If the function z(t) is known and then the time delay is applied, MATLAB will impose the time advance property internally. A couple of example can be found at the following links:
- MATLAB Answer - https://www.mathworks.com/matlabcentral/answers/102493
- laplace function doc - https://www.mathworks.com/help/symbolic/sym.laplace.html#mw_4f3dac42-6a50-45c6-87b6-940cd6060258
If the function z(t) is not known, I had to apply the time advance property manually. Here the complete code to obtain the transfer function:
syms t tau s
syms z(t) u(t) Z(s) U(s)
% Define the differential equation: d/dt[z(t + tau)] = u(t)
eqn = diff(z(t + tau), t) == u(t);
disp(eqn)
% Take Laplace transform of the equation
L_eqn = laplace(eqn, t, s);
disp(L_eqn)
% Substitute laplace(z(t+tau),t,s) with exp(s*tau)*laplace(z(t),t,s)

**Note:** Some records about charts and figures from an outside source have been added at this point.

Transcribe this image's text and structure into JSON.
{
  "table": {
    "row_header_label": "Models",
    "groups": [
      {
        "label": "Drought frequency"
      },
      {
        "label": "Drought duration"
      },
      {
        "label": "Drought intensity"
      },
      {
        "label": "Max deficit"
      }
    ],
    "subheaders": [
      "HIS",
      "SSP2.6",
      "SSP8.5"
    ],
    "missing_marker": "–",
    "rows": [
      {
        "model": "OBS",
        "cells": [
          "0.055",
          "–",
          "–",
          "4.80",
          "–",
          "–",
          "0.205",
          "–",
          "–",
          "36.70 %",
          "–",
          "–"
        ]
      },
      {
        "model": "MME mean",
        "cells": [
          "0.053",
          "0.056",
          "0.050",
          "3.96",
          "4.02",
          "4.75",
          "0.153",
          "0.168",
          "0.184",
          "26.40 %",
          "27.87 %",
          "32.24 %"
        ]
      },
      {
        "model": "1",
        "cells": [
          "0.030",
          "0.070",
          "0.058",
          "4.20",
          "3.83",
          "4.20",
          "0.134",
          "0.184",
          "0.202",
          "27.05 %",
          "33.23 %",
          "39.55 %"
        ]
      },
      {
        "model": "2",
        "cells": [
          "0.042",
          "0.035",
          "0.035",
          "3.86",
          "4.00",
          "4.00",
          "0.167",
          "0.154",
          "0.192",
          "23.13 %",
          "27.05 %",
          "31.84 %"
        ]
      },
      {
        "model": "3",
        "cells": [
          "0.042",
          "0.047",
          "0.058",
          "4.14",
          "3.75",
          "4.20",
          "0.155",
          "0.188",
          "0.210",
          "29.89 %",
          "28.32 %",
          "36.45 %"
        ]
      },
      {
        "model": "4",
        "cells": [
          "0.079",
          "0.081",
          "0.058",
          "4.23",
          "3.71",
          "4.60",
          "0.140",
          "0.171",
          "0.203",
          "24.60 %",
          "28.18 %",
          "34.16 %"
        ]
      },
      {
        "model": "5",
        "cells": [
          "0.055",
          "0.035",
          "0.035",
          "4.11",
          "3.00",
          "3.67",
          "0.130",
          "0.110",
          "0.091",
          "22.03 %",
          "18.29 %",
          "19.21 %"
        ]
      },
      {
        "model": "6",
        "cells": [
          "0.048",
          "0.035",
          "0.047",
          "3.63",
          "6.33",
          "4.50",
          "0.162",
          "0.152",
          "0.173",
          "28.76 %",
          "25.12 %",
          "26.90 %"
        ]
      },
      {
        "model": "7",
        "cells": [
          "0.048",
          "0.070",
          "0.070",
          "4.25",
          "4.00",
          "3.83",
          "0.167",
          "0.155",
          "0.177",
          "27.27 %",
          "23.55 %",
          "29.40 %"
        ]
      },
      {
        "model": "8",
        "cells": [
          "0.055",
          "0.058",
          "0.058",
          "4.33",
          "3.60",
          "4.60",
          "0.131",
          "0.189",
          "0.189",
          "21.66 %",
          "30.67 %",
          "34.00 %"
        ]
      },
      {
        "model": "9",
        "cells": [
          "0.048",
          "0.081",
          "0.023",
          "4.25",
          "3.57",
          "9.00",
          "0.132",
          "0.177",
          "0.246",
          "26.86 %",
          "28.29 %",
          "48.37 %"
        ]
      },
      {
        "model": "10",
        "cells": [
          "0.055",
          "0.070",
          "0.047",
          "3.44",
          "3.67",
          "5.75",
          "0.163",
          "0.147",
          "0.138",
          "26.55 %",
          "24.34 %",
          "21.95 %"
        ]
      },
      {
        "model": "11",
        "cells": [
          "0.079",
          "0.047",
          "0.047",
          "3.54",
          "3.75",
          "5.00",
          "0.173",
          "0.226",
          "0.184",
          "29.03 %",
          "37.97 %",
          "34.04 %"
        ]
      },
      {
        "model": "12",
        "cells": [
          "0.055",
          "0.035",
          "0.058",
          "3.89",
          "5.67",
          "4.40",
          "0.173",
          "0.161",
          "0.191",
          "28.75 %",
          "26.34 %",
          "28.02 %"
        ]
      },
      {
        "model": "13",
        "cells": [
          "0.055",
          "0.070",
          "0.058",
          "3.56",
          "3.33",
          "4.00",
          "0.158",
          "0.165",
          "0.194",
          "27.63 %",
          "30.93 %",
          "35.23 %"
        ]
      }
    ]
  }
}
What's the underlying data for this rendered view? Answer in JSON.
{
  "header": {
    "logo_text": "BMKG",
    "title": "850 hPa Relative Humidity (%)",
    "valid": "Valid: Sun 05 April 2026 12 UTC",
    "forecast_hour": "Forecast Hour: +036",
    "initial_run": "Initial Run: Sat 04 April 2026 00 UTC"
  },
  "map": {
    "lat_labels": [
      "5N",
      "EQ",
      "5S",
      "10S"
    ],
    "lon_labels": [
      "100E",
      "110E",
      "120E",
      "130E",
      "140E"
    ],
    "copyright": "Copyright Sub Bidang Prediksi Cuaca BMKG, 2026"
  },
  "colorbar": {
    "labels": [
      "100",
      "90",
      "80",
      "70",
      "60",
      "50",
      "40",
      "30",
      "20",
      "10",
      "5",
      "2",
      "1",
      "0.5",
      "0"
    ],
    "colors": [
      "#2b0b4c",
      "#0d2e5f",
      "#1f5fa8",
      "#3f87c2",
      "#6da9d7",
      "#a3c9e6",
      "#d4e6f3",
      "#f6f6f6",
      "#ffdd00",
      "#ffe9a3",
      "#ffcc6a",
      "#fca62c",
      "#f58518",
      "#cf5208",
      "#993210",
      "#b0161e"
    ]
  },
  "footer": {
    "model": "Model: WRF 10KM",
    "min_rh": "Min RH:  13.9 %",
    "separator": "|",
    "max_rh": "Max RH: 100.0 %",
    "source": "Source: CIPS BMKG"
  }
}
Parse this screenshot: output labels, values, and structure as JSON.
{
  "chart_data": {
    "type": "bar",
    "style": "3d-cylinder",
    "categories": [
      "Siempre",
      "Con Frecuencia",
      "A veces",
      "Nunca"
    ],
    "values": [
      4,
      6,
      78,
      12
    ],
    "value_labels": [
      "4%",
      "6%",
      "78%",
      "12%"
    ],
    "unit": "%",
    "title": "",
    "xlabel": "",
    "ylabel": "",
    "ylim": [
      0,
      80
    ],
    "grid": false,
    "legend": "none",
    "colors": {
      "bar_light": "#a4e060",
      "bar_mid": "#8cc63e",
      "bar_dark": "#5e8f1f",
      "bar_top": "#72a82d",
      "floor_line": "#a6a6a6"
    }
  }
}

% (due to time advance property under causality)
L_eqn = subs(L_eqn, laplace(z(t + tau), t, s), exp(s*tau)*laplace(z(t), t, s));
disp(L_eqn)
% Substitute Z(s) and U(s) for readability
L_eqn = subs(L_eqn, [laplace(z(t), t, s), laplace(u(t), t, s)], [Z(s), U(s)]);
disp(L_eqn)
% Set initial condition z(tau) = 0 (from causality)
L_eqn = subs(L_eqn, z(tau), 0);
disp(L_eqn)
% Compute transfer function Z(s)/U(s)
sys = (rhs(L_eqn)/U(s)) / (lhs(L_eqn)/Z(s));
% Display the result
disp('Transfer function Z(s)/U(s):');
pretty(sys);